T Nation

Commando Course (Green Beret)

I have been planning out a new phase of training as I have my Commando Course coming up in September, I am currently serving in the Royal Navy but have decided to push for my Green Beret and to be called a Royal Navy Commando.
This phase is fairly new to me so this thread was created just to see if I could get a little insight into what you guys think of the training and if you would make any changes.

I was doing BJJ 3-4 days a week plus lifting 3 days a week before the Pandemic hit so both my Strength and Conditioning levels have decreased, I have maintained some level of training at home and when I am on camp but it has been mainly KB, DB’s with minimal weight and more reps including 3 Mile Runs and steady state Weight Vest walking (10kg).

I achieved a 3 Mile Run yesterday in 26mins with an Elevation gain of 103m, hills were horrendous but with this result I feel my conditioning levels are fairly decent currently.
A big goal for me is to keep this 3 Mile Run at least once a week where I can aim to beat my time for a PR.
Lifting 2 days a week may be a better option for the time being until I get more conditioned to running then I can up lifting to 3 days a week.

Current plan is as follows:

Mon:
Upperbody - 5/3/1 or Paul Carters Strong / Big 15
Weight Vest Walk - 30-45 mins

Tues:
1/4 Mile Sprints - 16 at 90 each w/ 90 secs rest between.

Weds:
Weight Vest Walk - 30-45 mins

Thurs:
3 Mile Run - Plan to beat time weekly

Fri:
Lowerbody - 5/3/1 or Paul Carters Strong / Big 15
Weight Vest Walk - 30-45 mins

Sat:
Run for time - 90 mins at an easy pace, aim to beat distance weekly

Sun:
Weight Vest Walk or REST

  • I will incorporate Agile 8 or some sort of mobility everyday (Anyone here used ROMWOD?)
  • Lifting could be added to Wednesday but just be cautious for the time being

Anything you guys feel like I am missing or could add ? This is to be scrutinised if needed.

The best thing you can do is get weight on your back, 25kg minimum, and yomp.
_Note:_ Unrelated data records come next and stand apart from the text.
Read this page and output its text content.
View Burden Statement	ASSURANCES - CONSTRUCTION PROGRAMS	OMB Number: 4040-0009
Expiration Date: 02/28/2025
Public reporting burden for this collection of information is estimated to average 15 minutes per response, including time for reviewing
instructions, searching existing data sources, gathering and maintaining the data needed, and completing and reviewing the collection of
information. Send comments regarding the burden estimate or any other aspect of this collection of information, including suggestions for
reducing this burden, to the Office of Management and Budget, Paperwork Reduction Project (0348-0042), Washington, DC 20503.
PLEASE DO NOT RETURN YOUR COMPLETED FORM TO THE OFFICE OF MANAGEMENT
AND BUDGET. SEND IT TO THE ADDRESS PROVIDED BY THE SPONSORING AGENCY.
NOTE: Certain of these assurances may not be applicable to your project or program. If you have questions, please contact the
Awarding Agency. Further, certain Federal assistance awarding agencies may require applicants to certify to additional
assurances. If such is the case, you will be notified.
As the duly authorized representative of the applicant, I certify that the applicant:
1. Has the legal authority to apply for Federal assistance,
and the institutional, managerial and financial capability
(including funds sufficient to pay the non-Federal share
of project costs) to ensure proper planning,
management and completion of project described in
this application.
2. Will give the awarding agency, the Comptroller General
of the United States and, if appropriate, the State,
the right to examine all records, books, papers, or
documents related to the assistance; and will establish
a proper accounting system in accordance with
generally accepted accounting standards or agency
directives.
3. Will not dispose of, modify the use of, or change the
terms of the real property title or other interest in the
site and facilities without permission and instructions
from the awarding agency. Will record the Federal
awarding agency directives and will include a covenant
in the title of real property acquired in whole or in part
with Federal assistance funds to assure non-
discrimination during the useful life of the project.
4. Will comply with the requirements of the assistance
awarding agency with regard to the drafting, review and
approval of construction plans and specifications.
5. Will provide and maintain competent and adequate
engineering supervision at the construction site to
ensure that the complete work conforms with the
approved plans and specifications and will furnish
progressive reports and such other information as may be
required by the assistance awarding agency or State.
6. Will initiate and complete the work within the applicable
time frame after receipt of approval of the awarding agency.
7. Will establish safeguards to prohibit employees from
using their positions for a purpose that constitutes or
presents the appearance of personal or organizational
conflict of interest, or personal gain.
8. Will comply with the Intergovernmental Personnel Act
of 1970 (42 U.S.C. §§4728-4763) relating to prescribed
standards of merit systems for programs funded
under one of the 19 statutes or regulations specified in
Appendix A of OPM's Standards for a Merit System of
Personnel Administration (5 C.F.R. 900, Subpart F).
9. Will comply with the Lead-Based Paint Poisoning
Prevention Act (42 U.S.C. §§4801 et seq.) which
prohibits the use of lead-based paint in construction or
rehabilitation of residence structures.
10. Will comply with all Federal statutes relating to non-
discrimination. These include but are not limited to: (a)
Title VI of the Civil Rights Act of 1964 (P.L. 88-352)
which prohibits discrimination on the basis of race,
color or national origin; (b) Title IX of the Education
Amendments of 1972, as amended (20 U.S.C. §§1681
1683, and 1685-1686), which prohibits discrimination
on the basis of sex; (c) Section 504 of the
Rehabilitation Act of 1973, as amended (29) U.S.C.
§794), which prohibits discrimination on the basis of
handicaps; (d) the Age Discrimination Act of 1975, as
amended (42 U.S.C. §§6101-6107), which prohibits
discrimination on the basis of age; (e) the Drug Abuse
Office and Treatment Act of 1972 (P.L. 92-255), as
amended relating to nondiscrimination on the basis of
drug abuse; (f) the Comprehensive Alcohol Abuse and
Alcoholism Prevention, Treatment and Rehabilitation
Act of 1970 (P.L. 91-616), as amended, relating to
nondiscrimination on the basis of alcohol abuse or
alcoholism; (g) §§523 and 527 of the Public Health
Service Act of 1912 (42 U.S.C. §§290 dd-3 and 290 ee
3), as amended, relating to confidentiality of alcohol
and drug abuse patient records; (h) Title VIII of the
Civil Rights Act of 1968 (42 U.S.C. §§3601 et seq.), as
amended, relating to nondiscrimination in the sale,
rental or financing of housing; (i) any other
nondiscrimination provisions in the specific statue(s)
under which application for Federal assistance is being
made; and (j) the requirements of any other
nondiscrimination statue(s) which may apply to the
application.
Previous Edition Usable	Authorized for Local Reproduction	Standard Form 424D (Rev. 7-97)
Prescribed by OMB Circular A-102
Start short distance and build up to 10 miles.
3 miles in 26 minutes is slow, no offence. You want to be dropping 6 minutes off that time at least.
Hill reps. Press ups. Pull ups. Squats.
I would be doing circuits too. Try to train twice a day. Muscle endurance is vital on this course.
Probably changed a fair bit since I did it but Fundamentals will be the same. Away from fitness then make sure all your kit is squared away before you go. Best of luck and hope this has helped a bit.

Cheers for the feedback, will be aiming to improve that 3 Mile time every week. The time you posted gives me a good ballmark to aim for. I will get the yomps going for sure and could do those instead of the weight vest walks.

Jim Wendler has a 30 Day Conditioning Challenge that I am going to go ahead and do which consists of 2 Full Body Days (Squat and Bench / Deadlift and Press).
Everyday has at least:

  1. Conditioning of some sort
  2. Bodyweight or weighted circuit
  3. Mobility Work

All this has to be done everyday on top of the two bigger lifting sessions a week.

I would second the rucking (or yomps). I was US, but did a couple things with you guys, and you all could freaking move. Your terrain is absolutely miserable, too.

I’d focus on rucking, sprinkle in some running to make sure you can pass whatever standards you have for that (7 minute miles was generally good enough for us), and do whatever else you have energy for.

Also, I don’t know that it’s part of your course, but don’t be the guy that can’t climb a rope. Embarrassing.

Good luck!

Best repost/ask some questions in the combat forum section. Loads of miltary vets there.

As prob aware for Royal marines you need to be a pullup beast

-throughout the week do them in ladder form, big volume but well short of failure…

You’re right about the rope but you do plenty of training for that on course. As you know, all about technique brother

1 Like

Cheers guys for the comments, much appreciated.

Former Marine Infantry. Wrestler. Bjj. SWAT member.

Strengthen your grip and core. All else will fall into place.

Loaded carries. Sled work. Pull up variations. Sprints. Swimming is a miracle worker too. Focus on increasing work capacity.